2. Aggressive confrontation. Being aggressive means verbally or physically attacking another individual. This includes fighting, yelling, name- calling, put downs, and so forth. Generally, aggression turns people off, or they choose to react in a similarly aggressive way, and the problem gets worse.

3. Passive-aggressive compromise. A person looks calm on the outside but is really angry inside. She/he might show anger by rolling her/his eyes, interrupting, or refusing to cooperate. He/she might grudgingly "meet someone half way" only to hold it against him/her later. Others tend to avoid the passive aggressive person or choose to get angry in return.

4. Assertive collaboration. The assertive person knows he/she is angry and chooses to express that feeling in an appropriate way. He/she knows what his/her wants and needs and can ask for it without showing disrespect for the other individuals’ wants and needs. Dealing with anger by being proactive and assertive makes it much more likely that people will be able to cooperate and reach a mutually satisfactory solution.

Obviously the lesson is trying to teach us to be the person to use assertive collaboration to process our anger, but it’d be no fun if all of our characters handled things that way!

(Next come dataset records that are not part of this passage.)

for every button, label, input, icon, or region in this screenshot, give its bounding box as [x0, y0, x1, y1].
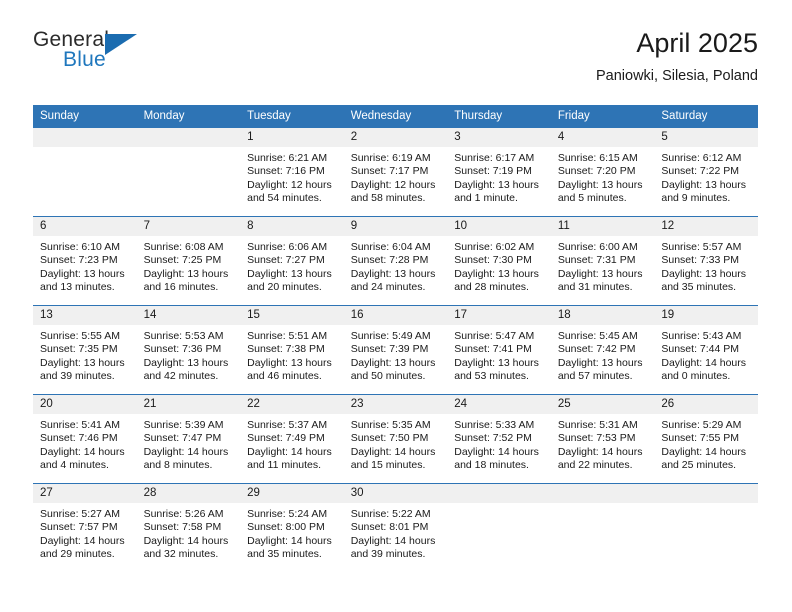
- daylight-text-line1: Daylight: 13 hours: [351, 357, 442, 370]
- daylight-text-line2: and 5 minutes.: [558, 192, 649, 205]
- page-header: General Blue April 2025 Paniowki, Silesi…: [33, 26, 758, 96]
- calendar-day-cell-empty: [654, 484, 758, 573]
- daylight-text-line1: Daylight: 13 hours: [558, 357, 649, 370]
- daylight-text-line1: Daylight: 14 hours: [40, 446, 131, 459]
- calendar-day-cell[interactable]: 2Sunrise: 6:19 AMSunset: 7:17 PMDaylight…: [344, 128, 448, 217]
- calendar-week-row: 13Sunrise: 5:55 AMSunset: 7:35 PMDayligh…: [33, 306, 758, 395]
- day-number: 8: [240, 217, 344, 236]
- weekday-header-thursday: Thursday: [447, 105, 551, 128]
- calendar-day-cell[interactable]: 5Sunrise: 6:12 AMSunset: 7:22 PMDaylight…: [654, 128, 758, 217]
- triangle-logo-icon: [105, 34, 137, 55]
- day-number: [33, 128, 137, 147]
- day-details: Sunrise: 5:37 AMSunset: 7:49 PMDaylight:…: [240, 414, 344, 473]
- logo-text-blue: Blue: [63, 48, 106, 72]
- daylight-text-line1: Daylight: 13 hours: [144, 357, 235, 370]
- day-details: Sunrise: 5:33 AMSunset: 7:52 PMDaylight:…: [447, 414, 551, 473]
- day-details: Sunrise: 6:21 AMSunset: 7:16 PMDaylight:…: [240, 147, 344, 206]
- day-number: 2: [344, 128, 448, 147]
- sunset-text: Sunset: 8:00 PM: [247, 521, 338, 534]
- calendar-day-cell-empty: [551, 484, 655, 573]
- day-details: Sunrise: 5:35 AMSunset: 7:50 PMDaylight:…: [344, 414, 448, 473]
- day-number: 11: [551, 217, 655, 236]
- daylight-text-line1: Daylight: 13 hours: [454, 357, 545, 370]
- daylight-text-line2: and 32 minutes.: [144, 548, 235, 561]
- sunrise-text: Sunrise: 6:19 AM: [351, 152, 442, 165]
- sunset-text: Sunset: 7:35 PM: [40, 343, 131, 356]
- daylight-text-line1: Daylight: 14 hours: [144, 446, 235, 459]
- day-details: Sunrise: 5:26 AMSunset: 7:58 PMDaylight:…: [137, 503, 241, 562]
- daylight-text-line1: Daylight: 14 hours: [351, 446, 442, 459]
- day-number: [137, 128, 241, 147]
- daylight-text-line2: and 15 minutes.: [351, 459, 442, 472]
- sunset-text: Sunset: 7:47 PM: [144, 432, 235, 445]
- day-number: 3: [447, 128, 551, 147]
- daylight-text-line1: Daylight: 14 hours: [351, 535, 442, 548]
- day-details: Sunrise: 6:08 AMSunset: 7:25 PMDaylight:…: [137, 236, 241, 295]
- day-details: Sunrise: 6:02 AMSunset: 7:30 PMDaylight:…: [447, 236, 551, 295]
- sunrise-text: Sunrise: 6:04 AM: [351, 241, 442, 254]
- sunset-text: Sunset: 7:38 PM: [247, 343, 338, 356]
- sunrise-text: Sunrise: 5:41 AM: [40, 419, 131, 432]
- daylight-text-line2: and 50 minutes.: [351, 370, 442, 383]
- daylight-text-line1: Daylight: 14 hours: [144, 535, 235, 548]
- sunset-text: Sunset: 7:53 PM: [558, 432, 649, 445]
- daylight-text-line2: and 11 minutes.: [247, 459, 338, 472]
- day-details: Sunrise: 5:43 AMSunset: 7:44 PMDaylight:…: [654, 325, 758, 384]
- calendar-day-cell[interactable]: 20Sunrise: 5:41 AMSunset: 7:46 PMDayligh…: [33, 395, 137, 484]
- day-details: Sunrise: 6:12 AMSunset: 7:22 PMDaylight:…: [654, 147, 758, 206]
- day-details: Sunrise: 5:22 AMSunset: 8:01 PMDaylight:…: [344, 503, 448, 562]
- day-number: 9: [344, 217, 448, 236]
- day-number: 14: [137, 306, 241, 325]
- sunrise-text: Sunrise: 5:37 AM: [247, 419, 338, 432]
- day-details: Sunrise: 6:19 AMSunset: 7:17 PMDaylight:…: [344, 147, 448, 206]
- weekday-header-tuesday: Tuesday: [240, 105, 344, 128]
- calendar-day-cell[interactable]: 9Sunrise: 6:04 AMSunset: 7:28 PMDaylight…: [344, 217, 448, 306]
- day-number: 15: [240, 306, 344, 325]
- daylight-text-line1: Daylight: 13 hours: [661, 179, 752, 192]
- sunset-text: Sunset: 7:36 PM: [144, 343, 235, 356]
- sunrise-text: Sunrise: 5:31 AM: [558, 419, 649, 432]
- sunset-text: Sunset: 7:27 PM: [247, 254, 338, 267]
- sunrise-text: Sunrise: 6:08 AM: [144, 241, 235, 254]
- sunrise-text: Sunrise: 6:21 AM: [247, 152, 338, 165]
- day-number: 28: [137, 484, 241, 503]
- general-blue-logo[interactable]: General Blue: [33, 26, 233, 82]
- sunrise-text: Sunrise: 5:49 AM: [351, 330, 442, 343]
- daylight-text-line1: Daylight: 13 hours: [247, 357, 338, 370]
- daylight-text-line1: Daylight: 13 hours: [144, 268, 235, 281]
- day-details: Sunrise: 5:27 AMSunset: 7:57 PMDaylight:…: [33, 503, 137, 562]
- daylight-text-line2: and 22 minutes.: [558, 459, 649, 472]
- daylight-text-line2: and 13 minutes.: [40, 281, 131, 294]
- day-number: 4: [551, 128, 655, 147]
- daylight-text-line2: and 57 minutes.: [558, 370, 649, 383]
- day-number: 23: [344, 395, 448, 414]
- day-number: 30: [344, 484, 448, 503]
- title-block: April 2025 Paniowki, Silesia, Poland: [596, 26, 758, 87]
- calendar-day-cell[interactable]: 19Sunrise: 5:43 AMSunset: 7:44 PMDayligh…: [654, 306, 758, 395]
- weekday-header-saturday: Saturday: [654, 105, 758, 128]
- day-number: 26: [654, 395, 758, 414]
- day-number: 24: [447, 395, 551, 414]
- daylight-text-line2: and 46 minutes.: [247, 370, 338, 383]
- sunrise-text: Sunrise: 6:12 AM: [661, 152, 752, 165]
- day-details: [137, 147, 241, 152]
- daylight-text-line1: Daylight: 14 hours: [661, 446, 752, 459]
- daylight-text-line1: Daylight: 13 hours: [454, 268, 545, 281]
- calendar-day-cell[interactable]: 4Sunrise: 6:15 AMSunset: 7:20 PMDaylight…: [551, 128, 655, 217]
- daylight-text-line1: Daylight: 12 hours: [247, 179, 338, 192]
- sunset-text: Sunset: 7:20 PM: [558, 165, 649, 178]
- daylight-text-line2: and 20 minutes.: [247, 281, 338, 294]
- day-number: 27: [33, 484, 137, 503]
- calendar-day-cell[interactable]: 6Sunrise: 6:10 AMSunset: 7:23 PMDaylight…: [33, 217, 137, 306]
- daylight-text-line1: Daylight: 13 hours: [351, 268, 442, 281]
- daylight-text-line1: Daylight: 14 hours: [454, 446, 545, 459]
- calendar-week-row: 1Sunrise: 6:21 AMSunset: 7:16 PMDaylight…: [33, 128, 758, 217]
- sunrise-text: Sunrise: 6:17 AM: [454, 152, 545, 165]
- sunrise-text: Sunrise: 5:22 AM: [351, 508, 442, 521]
- sunset-text: Sunset: 7:33 PM: [661, 254, 752, 267]
- daylight-text-line1: Daylight: 14 hours: [40, 535, 131, 548]
- calendar-day-cell[interactable]: 10Sunrise: 6:02 AMSunset: 7:30 PMDayligh…: [447, 217, 551, 306]
- sunset-text: Sunset: 7:52 PM: [454, 432, 545, 445]
- sunrise-text: Sunrise: 5:55 AM: [40, 330, 131, 343]
- daylight-text-line1: Daylight: 13 hours: [40, 357, 131, 370]
- sunrise-text: Sunrise: 5:29 AM: [661, 419, 752, 432]
- daylight-text-line2: and 18 minutes.: [454, 459, 545, 472]
- calendar-week-row: 20Sunrise: 5:41 AMSunset: 7:46 PMDayligh…: [33, 395, 758, 484]
- weekday-header-wednesday: Wednesday: [344, 105, 448, 128]
- daylight-text-line2: and 9 minutes.: [661, 192, 752, 205]
- day-details: Sunrise: 5:45 AMSunset: 7:42 PMDaylight:…: [551, 325, 655, 384]
- daylight-text-line2: and 25 minutes.: [661, 459, 752, 472]
- calendar-day-cell[interactable]: 3Sunrise: 6:17 AMSunset: 7:19 PMDaylight…: [447, 128, 551, 217]
- daylight-text-line1: Daylight: 13 hours: [454, 179, 545, 192]
- day-number: 10: [447, 217, 551, 236]
- day-number: 6: [33, 217, 137, 236]
- calendar-day-cell[interactable]: 16Sunrise: 5:49 AMSunset: 7:39 PMDayligh…: [344, 306, 448, 395]
- daylight-text-line2: and 39 minutes.: [351, 548, 442, 561]
- day-details: Sunrise: 6:04 AMSunset: 7:28 PMDaylight:…: [344, 236, 448, 295]
- day-number: 13: [33, 306, 137, 325]
- daylight-text-line2: and 58 minutes.: [351, 192, 442, 205]
- daylight-text-line2: and 35 minutes.: [661, 281, 752, 294]
- sunrise-text: Sunrise: 5:33 AM: [454, 419, 545, 432]
- sunrise-text: Sunrise: 5:27 AM: [40, 508, 131, 521]
- sunset-text: Sunset: 7:25 PM: [144, 254, 235, 267]
- sunset-text: Sunset: 7:58 PM: [144, 521, 235, 534]
- sunset-text: Sunset: 7:23 PM: [40, 254, 131, 267]
- calendar-day-cell[interactable]: 25Sunrise: 5:31 AMSunset: 7:53 PMDayligh…: [551, 395, 655, 484]
- calendar-header-row: SundayMondayTuesdayWednesdayThursdayFrid…: [33, 105, 758, 128]
- day-details: Sunrise: 5:41 AMSunset: 7:46 PMDaylight:…: [33, 414, 137, 473]
- day-details: Sunrise: 5:31 AMSunset: 7:53 PMDaylight:…: [551, 414, 655, 473]
- day-details: Sunrise: 6:00 AMSunset: 7:31 PMDaylight:…: [551, 236, 655, 295]
- day-details: Sunrise: 6:10 AMSunset: 7:23 PMDaylight:…: [33, 236, 137, 295]
- day-number: 25: [551, 395, 655, 414]
- daylight-text-line1: Daylight: 13 hours: [40, 268, 131, 281]
- sunset-text: Sunset: 7:16 PM: [247, 165, 338, 178]
- daylight-text-line1: Daylight: 14 hours: [558, 446, 649, 459]
- day-number: 21: [137, 395, 241, 414]
- calendar-day-cell[interactable]: 7Sunrise: 6:08 AMSunset: 7:25 PMDaylight…: [137, 217, 241, 306]
- sunrise-text: Sunrise: 5:53 AM: [144, 330, 235, 343]
- day-number: 17: [447, 306, 551, 325]
- sunrise-text: Sunrise: 5:51 AM: [247, 330, 338, 343]
- sunset-text: Sunset: 7:49 PM: [247, 432, 338, 445]
- daylight-text-line1: Daylight: 13 hours: [661, 268, 752, 281]
- day-details: [447, 503, 551, 508]
- sunrise-text: Sunrise: 5:43 AM: [661, 330, 752, 343]
- weekday-header-sunday: Sunday: [33, 105, 137, 128]
- day-number: 18: [551, 306, 655, 325]
- daylight-text-line2: and 4 minutes.: [40, 459, 131, 472]
- daylight-text-line2: and 29 minutes.: [40, 548, 131, 561]
- day-number: [551, 484, 655, 503]
- daylight-text-line2: and 54 minutes.: [247, 192, 338, 205]
- day-details: Sunrise: 5:39 AMSunset: 7:47 PMDaylight:…: [137, 414, 241, 473]
- day-details: Sunrise: 6:06 AMSunset: 7:27 PMDaylight:…: [240, 236, 344, 295]
- calendar-day-cell[interactable]: 11Sunrise: 6:00 AMSunset: 7:31 PMDayligh…: [551, 217, 655, 306]
- calendar-day-cell[interactable]: 26Sunrise: 5:29 AMSunset: 7:55 PMDayligh…: [654, 395, 758, 484]
- daylight-text-line2: and 31 minutes.: [558, 281, 649, 294]
- calendar-day-cell-empty: [137, 128, 241, 217]
- daylight-text-line1: Daylight: 12 hours: [351, 179, 442, 192]
- sunset-text: Sunset: 7:50 PM: [351, 432, 442, 445]
- daylight-text-line2: and 1 minute.: [454, 192, 545, 205]
- day-details: Sunrise: 5:29 AMSunset: 7:55 PMDaylight:…: [654, 414, 758, 473]
- day-number: [654, 484, 758, 503]
- sunrise-text: Sunrise: 5:26 AM: [144, 508, 235, 521]
- calendar-day-cell[interactable]: 1Sunrise: 6:21 AMSunset: 7:16 PMDaylight…: [240, 128, 344, 217]
- calendar-day-cell[interactable]: 28Sunrise: 5:26 AMSunset: 7:58 PMDayligh…: [137, 484, 241, 573]
- sunset-text: Sunset: 7:19 PM: [454, 165, 545, 178]
- sunrise-text: Sunrise: 6:00 AM: [558, 241, 649, 254]
- sunset-text: Sunset: 7:41 PM: [454, 343, 545, 356]
- page-title: April 2025: [596, 26, 758, 60]
- sunset-text: Sunset: 7:46 PM: [40, 432, 131, 445]
- sunrise-text: Sunrise: 6:15 AM: [558, 152, 649, 165]
- day-details: [654, 503, 758, 508]
- calendar-day-cell[interactable]: 27Sunrise: 5:27 AMSunset: 7:57 PMDayligh…: [33, 484, 137, 573]
- day-details: Sunrise: 5:49 AMSunset: 7:39 PMDaylight:…: [344, 325, 448, 384]
- sunrise-text: Sunrise: 5:39 AM: [144, 419, 235, 432]
- daylight-text-line2: and 28 minutes.: [454, 281, 545, 294]
- sunrise-text: Sunrise: 6:06 AM: [247, 241, 338, 254]
- daylight-text-line2: and 16 minutes.: [144, 281, 235, 294]
- day-number: 5: [654, 128, 758, 147]
- sunrise-text: Sunrise: 6:10 AM: [40, 241, 131, 254]
- calendar-page: General Blue April 2025 Paniowki, Silesi…: [0, 0, 792, 612]
- day-details: Sunrise: 5:57 AMSunset: 7:33 PMDaylight:…: [654, 236, 758, 295]
- calendar-day-cell[interactable]: 29Sunrise: 5:24 AMSunset: 8:00 PMDayligh…: [240, 484, 344, 573]
- sunset-text: Sunset: 7:22 PM: [661, 165, 752, 178]
- calendar-day-cell-empty: [33, 128, 137, 217]
- daylight-text-line1: Daylight: 14 hours: [661, 357, 752, 370]
- day-number: 7: [137, 217, 241, 236]
- day-number: 19: [654, 306, 758, 325]
- calendar-week-row: 6Sunrise: 6:10 AMSunset: 7:23 PMDaylight…: [33, 217, 758, 306]
- day-details: Sunrise: 6:17 AMSunset: 7:19 PMDaylight:…: [447, 147, 551, 206]
- sunrise-text: Sunrise: 6:02 AM: [454, 241, 545, 254]
- daylight-text-line1: Daylight: 13 hours: [558, 268, 649, 281]
- sunrise-text: Sunrise: 5:47 AM: [454, 330, 545, 343]
- day-details: [33, 147, 137, 152]
- sunrise-text: Sunrise: 5:24 AM: [247, 508, 338, 521]
- daylight-text-line2: and 42 minutes.: [144, 370, 235, 383]
- sunset-text: Sunset: 7:55 PM: [661, 432, 752, 445]
- day-details: Sunrise: 5:53 AMSunset: 7:36 PMDaylight:…: [137, 325, 241, 384]
- day-details: Sunrise: 5:47 AMSunset: 7:41 PMDaylight:…: [447, 325, 551, 384]
- sunset-text: Sunset: 7:39 PM: [351, 343, 442, 356]
- daylight-text-line2: and 24 minutes.: [351, 281, 442, 294]
- calendar-day-cell[interactable]: 15Sunrise: 5:51 AMSunset: 7:38 PMDayligh…: [240, 306, 344, 395]
- sunrise-text: Sunrise: 5:35 AM: [351, 419, 442, 432]
- day-number: 1: [240, 128, 344, 147]
- daylight-text-line1: Daylight: 13 hours: [558, 179, 649, 192]
- day-number: 22: [240, 395, 344, 414]
- sunset-text: Sunset: 7:57 PM: [40, 521, 131, 534]
- calendar-day-cell[interactable]: 21Sunrise: 5:39 AMSunset: 7:47 PMDayligh…: [137, 395, 241, 484]
- sunrise-text: Sunrise: 5:57 AM: [661, 241, 752, 254]
- sunset-text: Sunset: 7:44 PM: [661, 343, 752, 356]
- calendar-day-cell[interactable]: 22Sunrise: 5:37 AMSunset: 7:49 PMDayligh…: [240, 395, 344, 484]
- calendar-day-cell[interactable]: 8Sunrise: 6:06 AMSunset: 7:27 PMDaylight…: [240, 217, 344, 306]
- calendar-day-cell[interactable]: 14Sunrise: 5:53 AMSunset: 7:36 PMDayligh…: [137, 306, 241, 395]
- day-number: 29: [240, 484, 344, 503]
- calendar-day-cell[interactable]: 30Sunrise: 5:22 AMSunset: 8:01 PMDayligh…: [344, 484, 448, 573]
- day-number: [447, 484, 551, 503]
- day-details: [551, 503, 655, 508]
- sunset-text: Sunset: 7:42 PM: [558, 343, 649, 356]
- calendar-day-cell[interactable]: 24Sunrise: 5:33 AMSunset: 7:52 PMDayligh…: [447, 395, 551, 484]
- day-details: Sunrise: 5:51 AMSunset: 7:38 PMDaylight:…: [240, 325, 344, 384]
- calendar-table: SundayMondayTuesdayWednesdayThursdayFrid…: [33, 105, 758, 572]
- day-number: 12: [654, 217, 758, 236]
- sunrise-text: Sunrise: 5:45 AM: [558, 330, 649, 343]
- sunset-text: Sunset: 7:30 PM: [454, 254, 545, 267]
- calendar-day-cell[interactable]: 12Sunrise: 5:57 AMSunset: 7:33 PMDayligh…: [654, 217, 758, 306]
- sunset-text: Sunset: 7:31 PM: [558, 254, 649, 267]
- day-details: Sunrise: 5:55 AMSunset: 7:35 PMDaylight:…: [33, 325, 137, 384]
- day-details: Sunrise: 5:24 AMSunset: 8:00 PMDaylight:…: [240, 503, 344, 562]
- daylight-text-line2: and 39 minutes.: [40, 370, 131, 383]
- daylight-text-line2: and 8 minutes.: [144, 459, 235, 472]
- daylight-text-line2: and 0 minutes.: [661, 370, 752, 383]
- daylight-text-line2: and 53 minutes.: [454, 370, 545, 383]
- day-number: 20: [33, 395, 137, 414]
- day-details: Sunrise: 6:15 AMSunset: 7:20 PMDaylight:…: [551, 147, 655, 206]
- calendar-day-cell[interactable]: 23Sunrise: 5:35 AMSunset: 7:50 PMDayligh…: [344, 395, 448, 484]
- daylight-text-line1: Daylight: 13 hours: [247, 268, 338, 281]
- calendar-day-cell[interactable]: 18Sunrise: 5:45 AMSunset: 7:42 PMDayligh…: [551, 306, 655, 395]
- weekday-header-monday: Monday: [137, 105, 241, 128]
- calendar-body: 1Sunrise: 6:21 AMSunset: 7:16 PMDaylight…: [33, 128, 758, 573]
- daylight-text-line1: Daylight: 14 hours: [247, 535, 338, 548]
- sunset-text: Sunset: 7:28 PM: [351, 254, 442, 267]
- daylight-text-line1: Daylight: 14 hours: [247, 446, 338, 459]
- weekday-header-friday: Friday: [551, 105, 655, 128]
- calendar-day-cell[interactable]: 13Sunrise: 5:55 AMSunset: 7:35 PMDayligh…: [33, 306, 137, 395]
- calendar-week-row: 27Sunrise: 5:27 AMSunset: 7:57 PMDayligh…: [33, 484, 758, 573]
- sunset-text: Sunset: 7:17 PM: [351, 165, 442, 178]
- calendar-day-cell[interactable]: 17Sunrise: 5:47 AMSunset: 7:41 PMDayligh…: [447, 306, 551, 395]
- calendar-day-cell-empty: [447, 484, 551, 573]
- sunset-text: Sunset: 8:01 PM: [351, 521, 442, 534]
- daylight-text-line2: and 35 minutes.: [247, 548, 338, 561]
- day-number: 16: [344, 306, 448, 325]
- page-subtitle: Paniowki, Silesia, Poland: [596, 65, 758, 87]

Things are supposed to get bad for our characters right? Somewhere in the story someone will probably have to feel grief, here is Psychiatrist Elisabeth Kubler-Ross’ Five Stages of Grief that people often experience after a serious loss:

1) DENIAL AND ISOLATION
At first you may deny that the loss has taken place. You may need to gather more information before the loss can sink in.

2) ANGER
The next stage is anger. You may feel furious at the person who caused your sadness, even if that person is dead. You may feel anger at your belief system, yourself, the world. You may feel responsible in some way for letting the event take place, even if there was nothing you could have done to change the outcome.

3) BARGAINING
At this point in the grieving process you may feel unable to face what has happened. You may make bargains with your higher power to change the events that caused your sadness. It is natural to want to avoid facing up to your loss.

4) DEPRESSION
During this time, you may feel numb, with anger and sadness just below the surface. You are not certain how, or what to feel. This stage may last a few days to a couple of months.

5) ACCEPTANCE
This is the last stage of grieving. At this point, you are able to accept the reality of the loss. As you move through the grieving process you are able to have more and more pleasant memories and move back into the routine of daily life.

This was kind of a different post, tell me if it is helpful!